At least once a year, you have the wonderful and terrible role of determining raises. Certainly it is wonderful. You have the opportunity to reward people for their hard work and great performance. I love that part of it!

Yet, raises also have a terrible aspect. Charlie and his wife just had another child and they need the money. Susanne isn’t as productive as others in her department, so should she get a raise? Bill thinks his department has outperformed all the others in the church—and so his department should get twice as much as others. Jim was hired in a sub-par rate—should you equalize his pay to others of a similar grade, even though it means a substantial increase? If Amy left us, we would have to pay one-third more for her replacement—how much of a raise should we give her? I hate this part of it!

When it comes to raises, you have to make hard decisions. These decisions are in real time, not in the electronic world of a fantasy football league. You are discussing the economic livelihood of people who you will be seeing for the foreseeable future.

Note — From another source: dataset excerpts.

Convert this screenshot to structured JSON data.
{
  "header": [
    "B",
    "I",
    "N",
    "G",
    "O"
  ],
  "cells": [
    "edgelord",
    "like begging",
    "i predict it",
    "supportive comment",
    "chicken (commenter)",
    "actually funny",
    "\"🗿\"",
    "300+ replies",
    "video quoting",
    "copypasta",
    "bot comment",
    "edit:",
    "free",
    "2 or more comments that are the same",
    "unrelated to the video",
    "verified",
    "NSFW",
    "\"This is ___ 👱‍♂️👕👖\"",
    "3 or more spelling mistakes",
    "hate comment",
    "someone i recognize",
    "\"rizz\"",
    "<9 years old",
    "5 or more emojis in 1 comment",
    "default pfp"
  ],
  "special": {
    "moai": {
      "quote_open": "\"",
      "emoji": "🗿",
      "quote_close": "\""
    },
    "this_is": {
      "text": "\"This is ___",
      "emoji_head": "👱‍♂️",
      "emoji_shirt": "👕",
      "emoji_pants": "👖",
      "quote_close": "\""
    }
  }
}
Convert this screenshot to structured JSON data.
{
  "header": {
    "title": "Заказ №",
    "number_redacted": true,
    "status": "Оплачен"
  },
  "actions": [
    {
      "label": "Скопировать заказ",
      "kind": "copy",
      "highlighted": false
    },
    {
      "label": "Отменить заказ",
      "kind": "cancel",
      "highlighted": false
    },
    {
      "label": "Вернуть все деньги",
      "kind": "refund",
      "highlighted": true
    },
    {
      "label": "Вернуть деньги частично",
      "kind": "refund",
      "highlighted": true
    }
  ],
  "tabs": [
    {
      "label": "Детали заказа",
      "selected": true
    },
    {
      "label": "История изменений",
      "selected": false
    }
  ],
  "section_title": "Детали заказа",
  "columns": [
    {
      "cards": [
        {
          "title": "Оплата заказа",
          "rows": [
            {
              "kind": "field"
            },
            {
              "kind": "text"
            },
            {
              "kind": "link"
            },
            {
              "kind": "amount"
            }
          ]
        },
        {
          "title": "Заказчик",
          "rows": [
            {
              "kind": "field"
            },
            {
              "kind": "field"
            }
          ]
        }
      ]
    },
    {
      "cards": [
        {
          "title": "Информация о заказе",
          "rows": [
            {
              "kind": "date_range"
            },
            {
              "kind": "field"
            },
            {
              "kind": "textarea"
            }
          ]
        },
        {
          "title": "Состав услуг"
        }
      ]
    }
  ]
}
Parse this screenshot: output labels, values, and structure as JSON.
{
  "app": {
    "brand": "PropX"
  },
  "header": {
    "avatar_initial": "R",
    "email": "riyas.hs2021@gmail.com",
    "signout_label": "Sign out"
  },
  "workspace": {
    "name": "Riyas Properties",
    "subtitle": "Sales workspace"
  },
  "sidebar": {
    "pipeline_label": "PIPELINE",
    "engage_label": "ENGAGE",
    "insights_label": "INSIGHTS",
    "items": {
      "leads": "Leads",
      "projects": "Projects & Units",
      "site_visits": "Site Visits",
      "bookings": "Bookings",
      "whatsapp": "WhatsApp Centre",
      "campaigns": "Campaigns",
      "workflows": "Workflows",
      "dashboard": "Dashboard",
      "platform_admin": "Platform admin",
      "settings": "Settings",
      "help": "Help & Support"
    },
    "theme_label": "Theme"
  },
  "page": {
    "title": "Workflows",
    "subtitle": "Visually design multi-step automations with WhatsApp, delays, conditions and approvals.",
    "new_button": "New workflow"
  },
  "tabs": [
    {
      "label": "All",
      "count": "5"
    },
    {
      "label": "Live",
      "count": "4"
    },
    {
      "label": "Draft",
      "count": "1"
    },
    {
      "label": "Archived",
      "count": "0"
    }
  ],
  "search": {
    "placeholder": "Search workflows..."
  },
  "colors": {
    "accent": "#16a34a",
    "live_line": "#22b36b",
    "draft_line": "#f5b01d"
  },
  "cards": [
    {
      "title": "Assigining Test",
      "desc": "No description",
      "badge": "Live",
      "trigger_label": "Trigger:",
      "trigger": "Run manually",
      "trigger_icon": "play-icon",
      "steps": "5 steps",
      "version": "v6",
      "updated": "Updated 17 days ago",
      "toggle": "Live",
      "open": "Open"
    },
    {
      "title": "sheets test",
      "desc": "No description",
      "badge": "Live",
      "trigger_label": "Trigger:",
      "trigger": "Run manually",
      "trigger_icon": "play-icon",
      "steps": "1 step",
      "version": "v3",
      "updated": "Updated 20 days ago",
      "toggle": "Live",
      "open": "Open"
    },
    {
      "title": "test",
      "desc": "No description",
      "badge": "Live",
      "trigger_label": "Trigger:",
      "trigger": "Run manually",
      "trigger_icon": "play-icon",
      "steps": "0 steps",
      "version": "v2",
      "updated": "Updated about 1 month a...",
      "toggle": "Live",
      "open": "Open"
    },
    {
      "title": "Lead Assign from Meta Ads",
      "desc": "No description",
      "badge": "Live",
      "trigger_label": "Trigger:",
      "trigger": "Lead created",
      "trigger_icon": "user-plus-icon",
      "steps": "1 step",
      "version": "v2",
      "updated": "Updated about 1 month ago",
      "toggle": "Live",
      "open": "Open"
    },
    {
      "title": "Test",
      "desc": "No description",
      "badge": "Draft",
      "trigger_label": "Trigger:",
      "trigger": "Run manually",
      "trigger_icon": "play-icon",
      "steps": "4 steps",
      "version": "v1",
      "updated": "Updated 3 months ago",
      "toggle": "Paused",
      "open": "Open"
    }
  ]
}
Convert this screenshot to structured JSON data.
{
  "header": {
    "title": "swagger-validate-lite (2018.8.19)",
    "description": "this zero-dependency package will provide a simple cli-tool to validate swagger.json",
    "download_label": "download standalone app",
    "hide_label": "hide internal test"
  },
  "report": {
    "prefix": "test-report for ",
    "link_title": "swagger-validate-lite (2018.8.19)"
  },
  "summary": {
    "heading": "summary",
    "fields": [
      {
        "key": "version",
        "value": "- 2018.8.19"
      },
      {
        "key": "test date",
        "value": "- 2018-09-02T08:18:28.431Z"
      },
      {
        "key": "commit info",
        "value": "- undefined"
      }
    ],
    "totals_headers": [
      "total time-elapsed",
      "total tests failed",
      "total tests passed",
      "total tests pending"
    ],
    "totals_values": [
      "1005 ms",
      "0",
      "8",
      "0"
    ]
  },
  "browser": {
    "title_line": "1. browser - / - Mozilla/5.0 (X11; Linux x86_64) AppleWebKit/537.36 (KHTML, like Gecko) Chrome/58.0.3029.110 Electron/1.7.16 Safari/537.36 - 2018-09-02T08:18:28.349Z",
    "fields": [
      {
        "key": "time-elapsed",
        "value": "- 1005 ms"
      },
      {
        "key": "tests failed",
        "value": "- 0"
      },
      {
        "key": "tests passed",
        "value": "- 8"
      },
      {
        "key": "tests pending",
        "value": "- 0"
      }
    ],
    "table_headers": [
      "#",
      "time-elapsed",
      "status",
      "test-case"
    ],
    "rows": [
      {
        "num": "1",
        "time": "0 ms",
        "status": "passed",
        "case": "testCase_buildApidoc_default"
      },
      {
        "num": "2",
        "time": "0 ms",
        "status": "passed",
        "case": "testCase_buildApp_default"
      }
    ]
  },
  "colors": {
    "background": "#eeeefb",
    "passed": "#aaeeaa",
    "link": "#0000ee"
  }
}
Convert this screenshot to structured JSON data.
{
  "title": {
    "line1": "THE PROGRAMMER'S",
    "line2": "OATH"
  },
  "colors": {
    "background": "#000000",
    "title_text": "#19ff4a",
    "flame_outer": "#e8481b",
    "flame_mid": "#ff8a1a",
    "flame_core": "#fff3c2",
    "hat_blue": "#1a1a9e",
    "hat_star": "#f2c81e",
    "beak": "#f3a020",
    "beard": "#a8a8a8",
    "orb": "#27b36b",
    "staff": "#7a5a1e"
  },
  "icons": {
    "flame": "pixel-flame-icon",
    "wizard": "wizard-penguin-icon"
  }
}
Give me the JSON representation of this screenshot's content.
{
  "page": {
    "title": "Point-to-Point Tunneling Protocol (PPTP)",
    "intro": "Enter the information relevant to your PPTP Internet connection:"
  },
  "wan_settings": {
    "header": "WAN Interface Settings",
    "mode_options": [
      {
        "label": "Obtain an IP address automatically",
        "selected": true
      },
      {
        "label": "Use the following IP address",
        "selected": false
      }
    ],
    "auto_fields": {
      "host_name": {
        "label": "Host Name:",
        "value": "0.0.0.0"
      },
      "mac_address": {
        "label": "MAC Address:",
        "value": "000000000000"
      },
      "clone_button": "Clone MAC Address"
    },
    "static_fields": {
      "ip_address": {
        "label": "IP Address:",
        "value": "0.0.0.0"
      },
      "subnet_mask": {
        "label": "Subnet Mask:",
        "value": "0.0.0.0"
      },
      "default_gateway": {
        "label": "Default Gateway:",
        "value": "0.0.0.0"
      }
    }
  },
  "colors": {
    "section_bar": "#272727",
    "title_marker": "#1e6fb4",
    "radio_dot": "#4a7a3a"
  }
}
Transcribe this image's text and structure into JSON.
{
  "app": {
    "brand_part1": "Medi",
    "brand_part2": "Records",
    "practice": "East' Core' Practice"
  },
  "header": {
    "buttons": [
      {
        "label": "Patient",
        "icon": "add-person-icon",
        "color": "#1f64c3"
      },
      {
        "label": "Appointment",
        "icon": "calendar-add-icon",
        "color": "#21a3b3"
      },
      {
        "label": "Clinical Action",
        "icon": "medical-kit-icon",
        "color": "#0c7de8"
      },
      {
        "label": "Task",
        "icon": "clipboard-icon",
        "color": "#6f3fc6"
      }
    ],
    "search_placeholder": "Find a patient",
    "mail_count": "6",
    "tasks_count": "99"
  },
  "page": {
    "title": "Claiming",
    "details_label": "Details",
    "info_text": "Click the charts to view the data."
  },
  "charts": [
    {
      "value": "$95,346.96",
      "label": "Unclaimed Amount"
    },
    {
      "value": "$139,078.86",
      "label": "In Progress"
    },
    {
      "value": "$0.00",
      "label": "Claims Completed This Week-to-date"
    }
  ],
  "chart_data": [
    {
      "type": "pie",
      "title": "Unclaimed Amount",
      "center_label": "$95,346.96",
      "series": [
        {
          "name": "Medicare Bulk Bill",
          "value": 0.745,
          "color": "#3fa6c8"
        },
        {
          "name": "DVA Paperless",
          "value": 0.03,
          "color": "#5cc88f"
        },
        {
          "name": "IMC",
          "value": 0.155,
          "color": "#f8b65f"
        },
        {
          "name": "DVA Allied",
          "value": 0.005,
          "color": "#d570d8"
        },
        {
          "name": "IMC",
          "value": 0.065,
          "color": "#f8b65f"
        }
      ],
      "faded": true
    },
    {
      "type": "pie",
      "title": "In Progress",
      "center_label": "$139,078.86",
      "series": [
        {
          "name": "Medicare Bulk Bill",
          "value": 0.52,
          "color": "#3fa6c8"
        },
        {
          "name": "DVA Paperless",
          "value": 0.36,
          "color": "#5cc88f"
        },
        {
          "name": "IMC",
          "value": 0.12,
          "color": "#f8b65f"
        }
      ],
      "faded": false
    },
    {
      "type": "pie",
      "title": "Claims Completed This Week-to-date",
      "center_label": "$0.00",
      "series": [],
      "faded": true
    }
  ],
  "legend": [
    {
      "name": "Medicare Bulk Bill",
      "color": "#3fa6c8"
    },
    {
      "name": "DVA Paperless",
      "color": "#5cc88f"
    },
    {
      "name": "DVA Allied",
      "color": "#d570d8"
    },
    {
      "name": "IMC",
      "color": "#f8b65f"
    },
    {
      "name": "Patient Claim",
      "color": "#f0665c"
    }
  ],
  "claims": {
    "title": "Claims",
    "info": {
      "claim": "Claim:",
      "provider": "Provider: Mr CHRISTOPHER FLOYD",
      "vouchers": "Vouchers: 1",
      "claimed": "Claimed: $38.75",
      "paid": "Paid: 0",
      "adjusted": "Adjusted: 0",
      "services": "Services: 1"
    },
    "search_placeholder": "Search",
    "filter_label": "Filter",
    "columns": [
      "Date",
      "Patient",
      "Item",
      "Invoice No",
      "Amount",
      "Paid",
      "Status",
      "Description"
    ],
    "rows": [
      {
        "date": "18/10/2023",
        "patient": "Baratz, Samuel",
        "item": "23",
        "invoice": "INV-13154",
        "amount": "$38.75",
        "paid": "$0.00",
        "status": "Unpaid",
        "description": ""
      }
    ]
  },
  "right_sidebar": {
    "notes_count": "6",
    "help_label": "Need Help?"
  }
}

Here are some of the operating principles that I use in determining raises:

  • Be as generous as possible. “People are your business.” Love your people by paying them as well as you can.
  • Have a salary grid for every major role in the church. Set a minimum and maximum salary for that role, with three points in between. If a staff member is below your minimum point for the role he or she is in, then raise their salary to the minimum point.
  • If they are far below that minimum point, it may take two years to get them to your minimum.
  • If someone is over the maximum salary according to your salary grid, then don’t give them a raise. Give them a bonus instead. Examine your salary grid on a regular basis to ensure that it is fair. Don’t pay someone more than what you have determined is the fair maximum amount for that position.
  • Offer a newcomer a salary based on your salary grid, setting the exact amount based on experience, qualifications, maturity and similar qualifications.
  • Separate “needs” from “work.” Have a benevolence fund to help staff with unexpected medical expenses. Don’t pay people more because they have more kids or because they get married. Pay people based on their work, whether single, married, divorced, childless or “Israel with twelve sons.”

There are many other principles that I use in determining salary. These are some of the salient ones.

Be generous in your salaries. “People are your business.”